Valve amps and loudspeaker impedance curves

[ToTo Man]

I’ve been auditioning a pair of Blumenhofer speakers. They are described as ‘valve amp friendly' and present an 8Ω load by means of an ‘impedance linearisation circuit'. This circuit is activated when a two-pronged banana plug is inserted into a special socket on the back of the speaker and deactivated when it is removed.

Details on the impedance linearisation circuit are provided here and here.

When I drive the speakers with a solid state amp, there is no difference in performance (in frequency response terms at least) whether the impedance linearisation circuit is engaged or not. However, when I drive the speakers with an SET valve amp, the tweeter output level is shelved up by +2dB when the impedance linearisation circuit is NOT engaged.

The information provided in the links above suggest that the linearisation is applied around the LF/HF crossover frequency, but this must be a generalisation that isn’t specific to the speaker model I’m auditioning because the effect I’m seeing is occurring almost across the tweeter’s entire operating range, not just the 1.2kHz crossover frequency.

Based on the above info, is it reasonable to predict that similar FR behaviour will be observed when these speakers are driven by other valve amp designs, or is it more likely that the effect I’m observing is unique to SETs?

I’d also love for someone to explain how the flattening of the speaker's impedance curve is achieved by the speaker's linearisation circuit but I suspect the answer won’t fit on the back of a postcard!

 

[Radford Revival]

Low or no feedback SET amps typically have a fairly high output impedance on the order of a couple of ohms or more, which will lead to this sort of thing. The high source impedance will interact with the impedance curve of the speaker causing changes in frequency response, though if the speaker's impedance curve is near flat or flatter then this will be less pronounced.

This isn't unique to SETs, any amplifier with a highish output impedance will behave similarly. Amps with feedback are generally far less "needy" with regards to speaker loads as the source impedance becomes far smaller compared to the load impedance.

The impedance correction circuit will just be various parallel components inserted to make the curve flatter.

 

[ToTo Man]

Low or no feedback SET amps typically have a fairly high output impedance on the order of a couple of ohms or more, which will lead to this sort of thing. The high source impedance will interact with the impedance curve of the speaker causing changes in frequency response, though if the speaker's impedance curve is near flat or flatter then this will be less pronounced.

This isn't unique to SETs, any amplifier with a highish output impedance will behave similarly. Amps with feedback are generally far less "needy" with regards to speaker loads as the source impedance becomes far smaller compared to the load impedance.

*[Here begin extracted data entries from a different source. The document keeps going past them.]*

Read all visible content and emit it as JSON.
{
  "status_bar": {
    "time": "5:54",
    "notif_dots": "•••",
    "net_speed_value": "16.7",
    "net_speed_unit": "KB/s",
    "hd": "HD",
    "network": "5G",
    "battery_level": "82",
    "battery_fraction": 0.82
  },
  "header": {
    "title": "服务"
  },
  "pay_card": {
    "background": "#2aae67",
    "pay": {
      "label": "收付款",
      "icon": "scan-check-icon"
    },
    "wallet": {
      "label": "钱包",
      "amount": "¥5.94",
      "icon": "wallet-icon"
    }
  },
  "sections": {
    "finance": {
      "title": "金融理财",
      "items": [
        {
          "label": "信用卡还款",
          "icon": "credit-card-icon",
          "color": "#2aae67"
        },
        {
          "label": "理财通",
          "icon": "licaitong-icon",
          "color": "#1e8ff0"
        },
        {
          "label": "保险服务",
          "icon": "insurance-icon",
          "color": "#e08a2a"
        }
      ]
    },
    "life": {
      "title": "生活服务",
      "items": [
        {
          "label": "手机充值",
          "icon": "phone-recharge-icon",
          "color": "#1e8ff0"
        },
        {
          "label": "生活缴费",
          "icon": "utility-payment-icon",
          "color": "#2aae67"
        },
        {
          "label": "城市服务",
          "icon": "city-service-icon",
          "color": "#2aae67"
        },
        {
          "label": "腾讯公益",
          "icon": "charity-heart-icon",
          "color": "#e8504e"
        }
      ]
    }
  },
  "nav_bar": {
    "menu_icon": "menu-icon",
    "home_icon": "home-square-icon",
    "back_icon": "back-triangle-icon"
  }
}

The impedance correction circuit will just be various parallel components inserted to make the curve flatter.

Thank you for explaining!

 

[ToTo Man]

Low or no feedback SET amps typically have a fairly high output impedance on the order of a couple of ohms or more, which will lead to this sort of thing. The high source impedance will interact with the impedance curve of the speaker causing changes in frequency response, though if the speaker's impedance curve is near flat or flatter then this will be less pronounced.

This isn't unique to SETs, any amplifier with a highish output impedance will behave similarly. Amps with feedback are generally far less "needy" with regards to speaker loads as the source impedance becomes far smaller compared to the load impedance.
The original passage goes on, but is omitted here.